In summary, the present study investigates a combined approach of novel imaging techniques and biomarker measurements, with functional MRI imaging of IRI-induced renal tubule damage as the primary goal, supported by the quantification of urinary NGAL. The urinary NGAL measurements demonstrated the nephroprotective effect of our RIPC procedure. For the first time, we applied a functional BOLD-MRI imaging protocol that has the potential to visualize the renoprotective effect of RIPC. Our imaging approach involves measuring the difference in tubular oxygen consumption before and after the inhibition of an energy-consuming tubular transporter, which enables the quantification of intact tubular cells.
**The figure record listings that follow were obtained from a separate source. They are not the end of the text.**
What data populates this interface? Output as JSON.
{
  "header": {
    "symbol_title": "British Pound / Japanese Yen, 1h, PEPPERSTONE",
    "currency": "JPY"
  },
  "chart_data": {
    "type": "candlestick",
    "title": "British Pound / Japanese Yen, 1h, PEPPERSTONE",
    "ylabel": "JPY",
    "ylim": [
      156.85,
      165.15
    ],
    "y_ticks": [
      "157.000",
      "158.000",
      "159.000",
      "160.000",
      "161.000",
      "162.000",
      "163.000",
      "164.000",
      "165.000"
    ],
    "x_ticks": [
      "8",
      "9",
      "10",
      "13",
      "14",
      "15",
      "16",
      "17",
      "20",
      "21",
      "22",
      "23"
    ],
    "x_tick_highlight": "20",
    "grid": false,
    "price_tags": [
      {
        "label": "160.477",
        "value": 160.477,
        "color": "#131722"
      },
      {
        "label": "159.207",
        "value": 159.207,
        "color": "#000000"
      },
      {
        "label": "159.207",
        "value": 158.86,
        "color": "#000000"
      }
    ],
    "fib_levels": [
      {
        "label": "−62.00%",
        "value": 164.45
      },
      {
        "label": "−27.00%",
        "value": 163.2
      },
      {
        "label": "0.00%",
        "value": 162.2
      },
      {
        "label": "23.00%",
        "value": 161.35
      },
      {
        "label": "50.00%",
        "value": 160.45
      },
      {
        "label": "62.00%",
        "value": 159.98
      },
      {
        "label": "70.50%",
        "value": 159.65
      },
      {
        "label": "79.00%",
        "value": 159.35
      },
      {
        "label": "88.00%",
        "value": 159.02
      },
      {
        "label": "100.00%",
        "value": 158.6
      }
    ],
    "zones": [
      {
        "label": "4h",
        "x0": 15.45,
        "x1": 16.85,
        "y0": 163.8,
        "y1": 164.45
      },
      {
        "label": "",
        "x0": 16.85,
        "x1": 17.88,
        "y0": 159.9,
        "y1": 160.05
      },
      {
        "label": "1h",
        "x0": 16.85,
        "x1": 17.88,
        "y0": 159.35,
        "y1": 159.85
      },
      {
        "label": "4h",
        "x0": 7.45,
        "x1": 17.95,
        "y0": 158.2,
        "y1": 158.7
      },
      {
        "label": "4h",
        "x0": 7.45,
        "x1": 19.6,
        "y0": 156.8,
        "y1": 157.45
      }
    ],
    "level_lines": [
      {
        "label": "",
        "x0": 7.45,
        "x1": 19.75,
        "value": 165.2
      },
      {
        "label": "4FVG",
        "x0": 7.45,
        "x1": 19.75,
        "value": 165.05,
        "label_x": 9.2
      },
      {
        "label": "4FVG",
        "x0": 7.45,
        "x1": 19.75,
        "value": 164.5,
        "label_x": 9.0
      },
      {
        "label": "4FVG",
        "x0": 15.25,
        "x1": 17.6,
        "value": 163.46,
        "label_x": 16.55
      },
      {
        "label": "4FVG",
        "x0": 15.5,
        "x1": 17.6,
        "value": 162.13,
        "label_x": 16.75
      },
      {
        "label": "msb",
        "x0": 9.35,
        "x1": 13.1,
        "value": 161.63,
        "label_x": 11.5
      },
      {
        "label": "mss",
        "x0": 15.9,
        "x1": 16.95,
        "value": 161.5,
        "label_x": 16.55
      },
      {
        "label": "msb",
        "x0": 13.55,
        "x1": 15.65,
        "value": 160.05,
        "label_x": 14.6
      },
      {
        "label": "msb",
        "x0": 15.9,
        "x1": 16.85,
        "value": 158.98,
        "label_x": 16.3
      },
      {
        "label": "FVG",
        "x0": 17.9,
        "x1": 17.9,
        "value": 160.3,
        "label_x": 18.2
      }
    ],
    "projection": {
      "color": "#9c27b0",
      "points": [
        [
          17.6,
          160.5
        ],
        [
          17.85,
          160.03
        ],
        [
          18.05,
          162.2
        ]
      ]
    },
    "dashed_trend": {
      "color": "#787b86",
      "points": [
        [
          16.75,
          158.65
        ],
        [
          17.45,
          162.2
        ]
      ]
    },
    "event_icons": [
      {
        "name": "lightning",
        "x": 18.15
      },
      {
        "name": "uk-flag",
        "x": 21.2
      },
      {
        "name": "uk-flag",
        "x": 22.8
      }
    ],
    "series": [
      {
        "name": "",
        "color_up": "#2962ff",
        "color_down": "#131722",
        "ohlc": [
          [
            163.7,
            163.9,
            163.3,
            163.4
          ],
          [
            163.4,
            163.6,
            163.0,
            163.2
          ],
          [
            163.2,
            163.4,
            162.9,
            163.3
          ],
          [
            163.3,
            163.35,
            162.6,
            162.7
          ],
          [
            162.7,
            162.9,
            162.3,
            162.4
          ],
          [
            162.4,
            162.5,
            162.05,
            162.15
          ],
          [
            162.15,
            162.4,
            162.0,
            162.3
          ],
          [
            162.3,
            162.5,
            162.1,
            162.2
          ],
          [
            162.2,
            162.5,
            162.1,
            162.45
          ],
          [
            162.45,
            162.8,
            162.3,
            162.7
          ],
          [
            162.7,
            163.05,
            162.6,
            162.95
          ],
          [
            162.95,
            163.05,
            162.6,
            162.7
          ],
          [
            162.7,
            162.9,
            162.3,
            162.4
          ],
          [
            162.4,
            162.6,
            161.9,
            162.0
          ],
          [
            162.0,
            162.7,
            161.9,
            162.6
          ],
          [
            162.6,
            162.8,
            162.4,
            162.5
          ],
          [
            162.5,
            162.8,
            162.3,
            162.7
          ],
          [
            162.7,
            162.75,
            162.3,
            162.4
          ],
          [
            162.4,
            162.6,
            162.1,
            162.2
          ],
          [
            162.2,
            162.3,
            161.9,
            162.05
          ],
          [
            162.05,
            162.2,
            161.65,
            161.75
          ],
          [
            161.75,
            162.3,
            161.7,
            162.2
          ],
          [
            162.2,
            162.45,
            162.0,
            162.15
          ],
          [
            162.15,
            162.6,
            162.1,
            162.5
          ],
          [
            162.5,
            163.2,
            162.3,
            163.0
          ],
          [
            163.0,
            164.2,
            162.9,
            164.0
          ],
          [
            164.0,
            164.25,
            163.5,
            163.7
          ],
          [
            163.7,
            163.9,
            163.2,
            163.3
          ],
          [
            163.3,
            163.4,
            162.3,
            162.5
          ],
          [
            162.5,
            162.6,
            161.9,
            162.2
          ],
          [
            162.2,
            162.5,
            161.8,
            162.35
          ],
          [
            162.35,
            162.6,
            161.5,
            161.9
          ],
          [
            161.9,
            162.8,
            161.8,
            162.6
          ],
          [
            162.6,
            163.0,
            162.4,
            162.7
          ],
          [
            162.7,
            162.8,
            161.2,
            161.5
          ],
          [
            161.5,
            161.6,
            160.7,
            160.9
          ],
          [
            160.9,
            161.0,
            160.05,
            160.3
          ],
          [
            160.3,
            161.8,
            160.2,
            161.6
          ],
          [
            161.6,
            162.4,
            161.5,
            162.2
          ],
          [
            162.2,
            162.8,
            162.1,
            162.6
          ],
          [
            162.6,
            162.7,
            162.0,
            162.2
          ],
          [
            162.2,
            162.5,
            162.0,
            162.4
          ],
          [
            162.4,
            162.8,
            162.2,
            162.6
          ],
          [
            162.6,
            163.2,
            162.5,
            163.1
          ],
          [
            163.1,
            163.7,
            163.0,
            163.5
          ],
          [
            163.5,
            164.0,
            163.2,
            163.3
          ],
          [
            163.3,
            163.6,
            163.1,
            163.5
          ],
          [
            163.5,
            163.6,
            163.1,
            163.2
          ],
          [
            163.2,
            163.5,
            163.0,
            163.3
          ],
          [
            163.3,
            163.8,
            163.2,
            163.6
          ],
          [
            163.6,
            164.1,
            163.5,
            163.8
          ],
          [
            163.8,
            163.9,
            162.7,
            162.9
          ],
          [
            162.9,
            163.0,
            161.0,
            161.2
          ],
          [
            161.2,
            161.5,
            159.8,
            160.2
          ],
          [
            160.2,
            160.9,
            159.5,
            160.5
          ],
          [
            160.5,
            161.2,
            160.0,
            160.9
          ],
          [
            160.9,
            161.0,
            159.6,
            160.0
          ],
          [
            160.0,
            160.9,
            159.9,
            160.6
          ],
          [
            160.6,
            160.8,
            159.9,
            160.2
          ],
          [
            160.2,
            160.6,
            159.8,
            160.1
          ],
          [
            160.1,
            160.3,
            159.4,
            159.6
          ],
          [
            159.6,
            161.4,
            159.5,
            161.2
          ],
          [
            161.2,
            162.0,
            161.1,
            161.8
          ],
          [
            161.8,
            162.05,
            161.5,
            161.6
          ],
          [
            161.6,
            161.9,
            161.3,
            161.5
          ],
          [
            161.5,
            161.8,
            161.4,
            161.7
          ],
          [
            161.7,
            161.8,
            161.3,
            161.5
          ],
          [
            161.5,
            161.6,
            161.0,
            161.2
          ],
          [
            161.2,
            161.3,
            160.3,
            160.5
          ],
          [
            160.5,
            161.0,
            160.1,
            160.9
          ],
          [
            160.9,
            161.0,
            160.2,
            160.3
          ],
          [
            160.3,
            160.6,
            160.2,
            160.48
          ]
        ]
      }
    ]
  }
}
This innovative methodology is particularly noteworthy, as it provides a novel means of visualizing, localizing, and quantifying tubular damage, thereby allowing for a more specific investigation of RIPC properties at the parenchymal level. The applied protocol could serve as a valuable tool for future studies aimed at analyzing damage or renoprotective effects in the distal tubule of the kidney. Further research with larger sample sizes is required to confirm the promising results of this exploratory trial and to correlate the non-significant ∆R2* findings with the significant biomarker results.